Adv-riders in Spain, and I would dare to say motorbike riders in general, have been seeing as a plague, especially in 2020. The reason for this is because after the first lockdown in Spain, people who have lost their riding skills, grabbed their bikes and got injured. In the case of adv-riders,   groups of more than 4 bikes at a time would go through mountain trails above the speed limit (30km/h) and in some cases this was done next to hikers, horses, etc.

But why? 

Why do we ride fast in places where we are meant to go at 30km/h? 

Looking deeply into the problem and taking into consideration that most of the riders are male riders, the problem can be boiled down to:

In the past men would go to an office, but now the remote working is in place, most men work from home next to their families. This increases testosterone levels that when not released in their normal environment increase the confidence of the rider, make the rider go at faster speeds, attempt daredevil moves and lastly show the pack that they can ride more aggressively and harder trails. We men, need to release that energy built in ourselves, there’s nothing wrong with it. But when you’re caged for a certain amount of time and suddenly you’re released from he cage, your reaction is no different from a captive tiger released back into the wild. You want to run, feel free, hunt, hurt, feel energised and that you’re capable of what you used to do and more. 

Even if you disagree with my view, let’s say ok we are hurting nature. 

Are there any solutions? 

Yes, but solutions have been implemented overnight by the local government:

No vehicles ( cars, motorbikes, quads) can enter the park until May next year.
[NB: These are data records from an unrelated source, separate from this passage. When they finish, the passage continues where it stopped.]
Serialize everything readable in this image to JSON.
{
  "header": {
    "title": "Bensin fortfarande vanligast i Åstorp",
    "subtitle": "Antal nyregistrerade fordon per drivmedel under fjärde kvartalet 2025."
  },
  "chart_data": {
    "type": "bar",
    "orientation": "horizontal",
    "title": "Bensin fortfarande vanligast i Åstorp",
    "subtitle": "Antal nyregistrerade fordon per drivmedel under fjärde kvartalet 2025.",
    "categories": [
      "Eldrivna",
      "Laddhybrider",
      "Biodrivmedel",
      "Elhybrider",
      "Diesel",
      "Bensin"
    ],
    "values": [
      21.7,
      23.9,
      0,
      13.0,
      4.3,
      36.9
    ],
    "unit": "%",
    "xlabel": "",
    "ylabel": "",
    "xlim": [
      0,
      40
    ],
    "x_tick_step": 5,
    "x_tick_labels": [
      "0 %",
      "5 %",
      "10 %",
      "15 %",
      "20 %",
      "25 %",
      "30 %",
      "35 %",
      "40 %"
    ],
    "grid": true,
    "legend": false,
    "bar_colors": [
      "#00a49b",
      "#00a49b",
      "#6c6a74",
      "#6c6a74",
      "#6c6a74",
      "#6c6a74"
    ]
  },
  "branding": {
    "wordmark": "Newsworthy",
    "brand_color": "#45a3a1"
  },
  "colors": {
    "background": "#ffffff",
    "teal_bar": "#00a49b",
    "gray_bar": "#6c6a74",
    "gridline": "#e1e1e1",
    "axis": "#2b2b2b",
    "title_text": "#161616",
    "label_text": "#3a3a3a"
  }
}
This, however, is not new. The local government usually shuts mountain trails to any kind of vehicle during the winter season but most riders fear this is here to stay.

Realistic Solutions

  • Charging for riding within Natural Parks: I know this idea has been discussed before in the past and when discussed with my friends, they disagree with this. But I don’t see it as a bad idea at all, on the contrary, the advantages of charging (providing the funds are reinvested in the park) any kind of vehicle is good. By charging you can control the amount of vehicles that enter the park, you can create jobs employing people from neighbouring towns, you can keep the trails clean and optimal for riding or driving. I know that there is a mountain pass in the neighbouring region that does this already and people do it. However, a few people know about this, before the local gov doesn’t want to promote it in order to keep the mountain vehicle free. 
  • Selling seasonal natural park passes: I thought about this option but the problem is that people are sneaky and they will buy one pass and then pass it over to their friends, it is better to pay for single entry.
  • Hire teams of people who keep a log of who enters the park. The members of these teams will have to also check for the speed at which vehicles are going. 
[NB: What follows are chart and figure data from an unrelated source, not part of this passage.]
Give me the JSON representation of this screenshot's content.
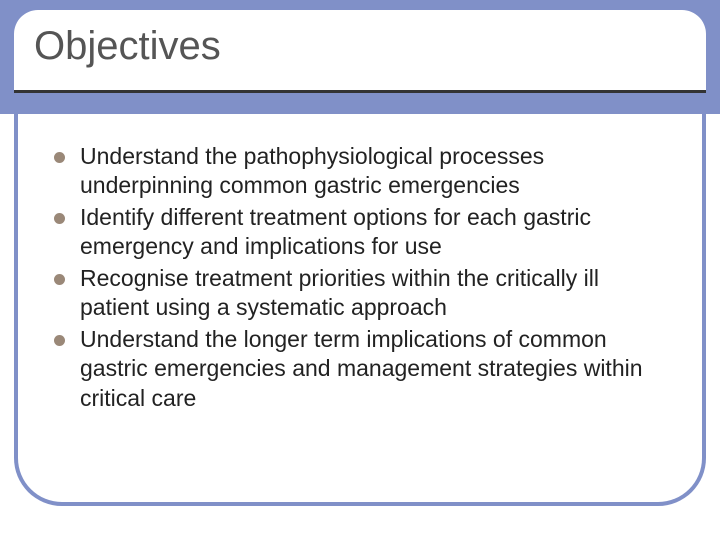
{
  "slide": {
    "title": "Objectives",
    "title_fontsize": 40,
    "title_color": "#555555",
    "header_band_color": "#8090c8",
    "frame_border_color": "#8090c8",
    "frame_border_width": 4,
    "frame_border_radius": 48,
    "title_underline_color": "#333333",
    "bullet_color": "#9a8878",
    "bullet_diameter": 11,
    "body_fontsize": 23,
    "body_color": "#222222",
    "background_color": "#ffffff",
    "bullets": [
      "Understand the pathophysiological processes underpinning common gastric emergencies",
      "Identify different treatment options for each gastric emergency and implications for use",
      "Recognise treatment priorities within the critically ill patient using a systematic approach",
      "Understand the longer term implications of common gastric emergencies and management strategies within critical care"
    ]
  }
}
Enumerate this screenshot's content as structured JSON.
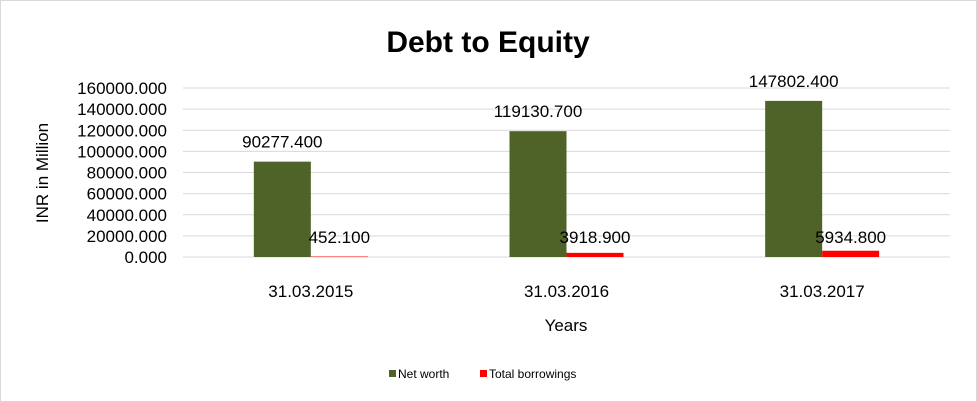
{
  "chart_data": {
    "type": "bar",
    "title": "Debt to Equity",
    "xlabel": "Years",
    "ylabel": "INR in Million",
    "categories": [
      "31.03.2015",
      "31.03.2016",
      "31.03.2017"
    ],
    "series": [
      {
        "name": "Net worth",
        "values": [
          90277.4,
          119130.7,
          147802.4
        ],
        "labels": [
          "90277.400",
          "119130.700",
          "147802.400"
        ],
        "color": "#4f6228"
      },
      {
        "name": "Total borrowings",
        "values": [
          452.1,
          3918.9,
          5934.8
        ],
        "labels": [
          "452.100",
          "3918.900",
          "5934.800"
        ],
        "color": "#ff0000"
      }
    ],
    "ylim": [
      0,
      160000
    ],
    "yticks": [
      "0.000",
      "20000.000",
      "40000.000",
      "60000.000",
      "80000.000",
      "100000.000",
      "120000.000",
      "140000.000",
      "160000.000"
    ],
    "grid": true,
    "legend": "bottom"
  }
}
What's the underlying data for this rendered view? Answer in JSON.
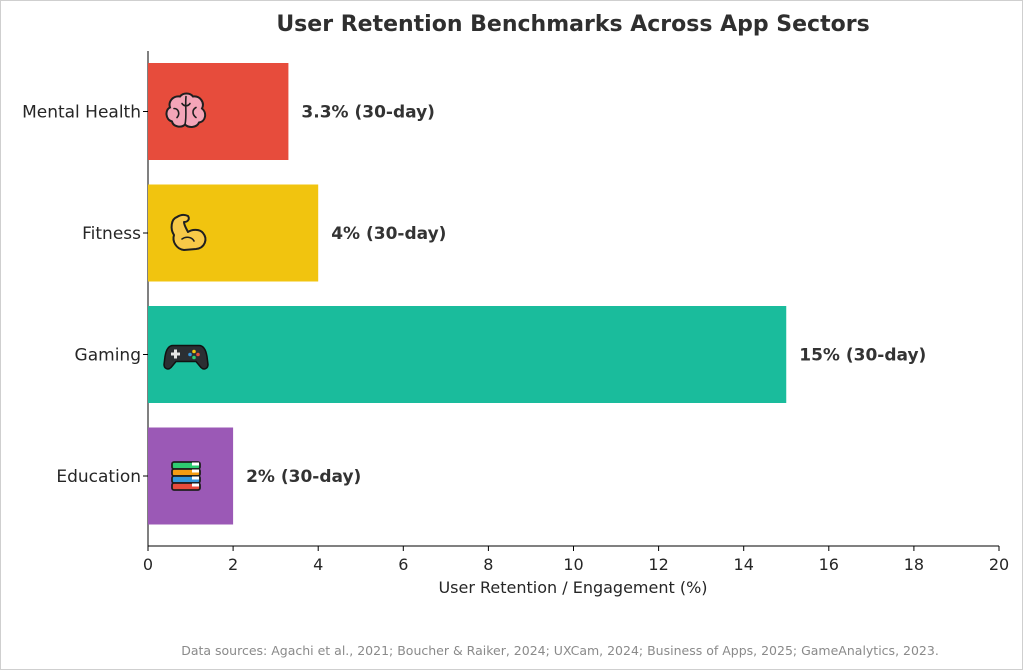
{
  "chart_data": {
    "type": "bar",
    "orientation": "horizontal",
    "title": "User Retention Benchmarks Across App Sectors",
    "xlabel": "User Retention / Engagement (%)",
    "ylabel": "",
    "xlim": [
      0,
      20
    ],
    "xticks": [
      0,
      2,
      4,
      6,
      8,
      10,
      12,
      14,
      16,
      18,
      20
    ],
    "grid": false,
    "categories": [
      "Mental Health",
      "Fitness",
      "Gaming",
      "Education"
    ],
    "values": [
      3.3,
      4,
      15,
      2
    ],
    "data_labels": [
      "3.3% (30-day)",
      "4% (30-day)",
      "15% (30-day)",
      "2% (30-day)"
    ],
    "colors": [
      "#E74C3C",
      "#F1C40F",
      "#1ABC9C",
      "#9B59B6"
    ],
    "icons": [
      "brain-icon",
      "flexed-biceps-icon",
      "game-controller-icon",
      "books-icon"
    ]
  },
  "footer": {
    "source": "Data sources: Agachi et al., 2021; Boucher & Raiker, 2024; UXCam, 2024; Business of Apps, 2025; GameAnalytics, 2023."
  }
}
It sounds crazy, but I can only see a win-to-win scenario. On one hand, you are employing people to take care of the mountain and on there other hand you’re preventing motorbikes to speed up where they are not meant to. This team could also offer road assistance in case a vehicle breaks down in the middle of the trail. 

If you’re an adventure rider the subtitle above might have caused you a bit of anger or discomfort and trust me, a couple of years ago I would have felt uneasy as well, but time changes and so have I.

I’m aware that in this post I have left out other problems faced by natural parks or mountains around the world, but since I don’t have enough information about those places I didn’t want to write about what I do not know.

In the end, the ideal scenario would be good for local governments to involve actively adventure riders and listen to them, as well as riders listening to ecology organisations, natural park directives and local government authorities. In that way, we can all come to a sound solution that can benefit not just the economy and pleasure riders but ultimately look after the place we claim we like the most  “the mountains and the natural spaces”.